Independence Institute Files Amicus Brief in Washington State Supreme Court, Arguing that Presidential Electors Are Free to Vote for Any Qualified Candidate

The Washington State Supreme Court will hear Guerra v Washington State, 95347-3, on January 22, 2019.  This is the case over whether the state can fine presidential electors who vote for someone for president who did not win the popular vote in that state.  The Independence Institute has filed an amicus curiae brief in the case, arguing that the intent of the U.S. Constitution and the people who wrote it was to let presidential electors make their own decision as to who to vote for in the electoral college.


Comments

Independence Institute Files Amicus Brief in Washington State Supreme Court, Arguing that Presidential Electors Are Free to Vote for Any Qualified Candidate — 7 Comments

  1. Eliminate all single winner districts, especially those in SF, Oakland and Maine under RCV because that brings a one party system.

    Bring the herd in 2020, Go Ogle [One] (not affiliated with Google One)

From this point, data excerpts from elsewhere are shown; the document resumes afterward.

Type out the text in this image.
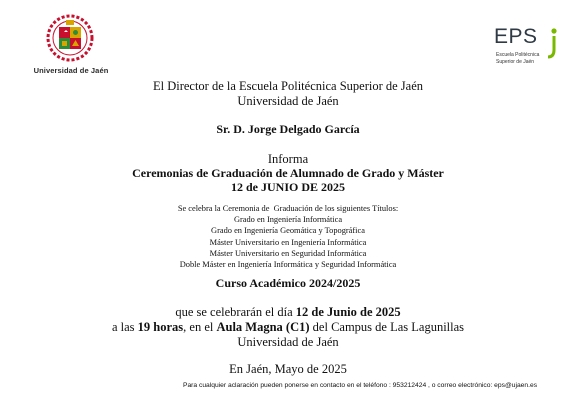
Universidad de Jaén
EPS
Escuela Politécnica
Superior de Jaén
El Director de la Escuela Politécnica Superior de Jaén
Universidad de Jaén
Sr. D. Jorge Delgado García
Informa
Ceremonias de Graduación de Alumnado de Grado y Máster
12 de JUNIO DE 2025
Se celebra la Ceremonia de  Graduación de los siguientes Títulos:
Grado en Ingeniería Informática
Grado en Ingeniería Geomática y Topográfica
Máster Universitario en Ingeniería Informática
Máster Universitario en Seguridad Informática
Doble Máster en Ingeniería Informática y Seguridad Informática
Curso Académico 2024/2025
que se celebrarán el día 12 de Junio de 2025
a las 19 horas, en el Aula Magna (C1) del Campus de Las Lagunillas
Universidad de Jaén
En Jaén, Mayo de 2025
Para cualquier aclaración pueden ponerse en contacto en el teléfono : 953212424 , o correo electrónico: eps@ujaen.es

  2. Maine is not a one-party system. Before last month’s election, Republicans controlled the State Senate and Democrats controlled the State House. The state had one US House member who was a Democrat, and one who was a Republican. In the presidential election of 2016, each US House district chose its own presidential elector, and the First District chose a Democrat while the Second chose a Republican. The state has one Republican US Senator and one independent US Senator.

  3. Washington should adopt Top 2 for presidential elections, with electors chosen from 12 electoral districts.

    Presidential candidates would file as individuals, and personally designate their associated vice-presidential and elector candidates (the VP and elector candidates would be required to give assent). Individual uncommitted electors could also file.

    If the Democratic Party wanted to assist Hillary Clinton, they could. If Colin Powell or Faith Spotted Eagle wanted to be elected president, they could file as write-in candidates.

  4. IF SCOTUS upholds the independent 12th Amdt Prez Elector stuff

    — expect a near instant Const Amdt to END any such independent stuff.

    The Congress/Legislature gerrymander hacks want robot hacks in the Prez/VP Electoral College.

    The ANTI-Democracy ROT in the USA is nearly TOTAL

    — see the de facto END of the Roman Republic via Augustus Caesar in 27 BC

    — ALL power in the tribal *chief/leader* — aka TYRANNY.

    Later killer tyrants – Lenin, Stalin, Hitler, Mao, Saddam, etc.

  5. @DR,

    Proposed amendment.

    1. Presidential electors apportioned among States, and territories, on basid of adult citizens.
    2. At least one elector per 50,000 such persons.
    3. Presidential electors to be elected (same electorate as eligible to vote for largest legislative body)
    4. Time, place, manner by States subject to Congress override.
    5. Presidential electors meet as single body – may be physically separate if instantaneous communication.
    6. If no majority on first ballot, reduce to Top 5, and then eliminate one per round.
    7. Same procedure for choosing Vice President.

  6. Richard, Maine had only recently approved RCV in single winner districts, like those in SF and Oakland.

    The elections must take place first, but in every election using RCV, only one party will win into the future, the largest party/civic group in the district.

    The largest civic group is not going to open the door for any others, they will always make sure that they win. They can now run larger numbers of members without being concerned by the split vote problem which can give random wins to some who are not the biggest.

    Now the biggest will always win (like in SF) because of RCV.

    My math about RCV has been correct for more than twenty-three years, and I am correct again – single winner RCV districts guarantee that only one party wins. That is known as a one-party system

    After the elections, the one party system is official in every single winner district, and only one party (the biggest) will ever win in that district.

    The national Libertarian Party has also adopted a one-party system by using AppV in their internal single winner districts.

    You can claim to be the answer to the one-party system but unfortunately the mathmatics of single winner election districts under RCV, score, AppV, range, and others, only the biggest will win, guaranteed.

    Before, the state of Maine and the national Libertarian Party used plurality voting (a two-party system), but by swit6 to RCV and AppV in single winner districts, they switched to a one-party system.

    Maybe not state-wide, but within each single winner district, only one party will always win in SF, Maine and the national Libertarian Party.

    The United Coalition USA has been using pure proportional representation (PPR) for more than twenty-three consecutive years, and PPR works best.

    http://www.international-parliament.org/ucc-p7-usa.html

  7. REAL Amdt

    ONE election day.

    Uniform definition of Elector-Voter in ALL of the USA – esp in DC and occupied colonies.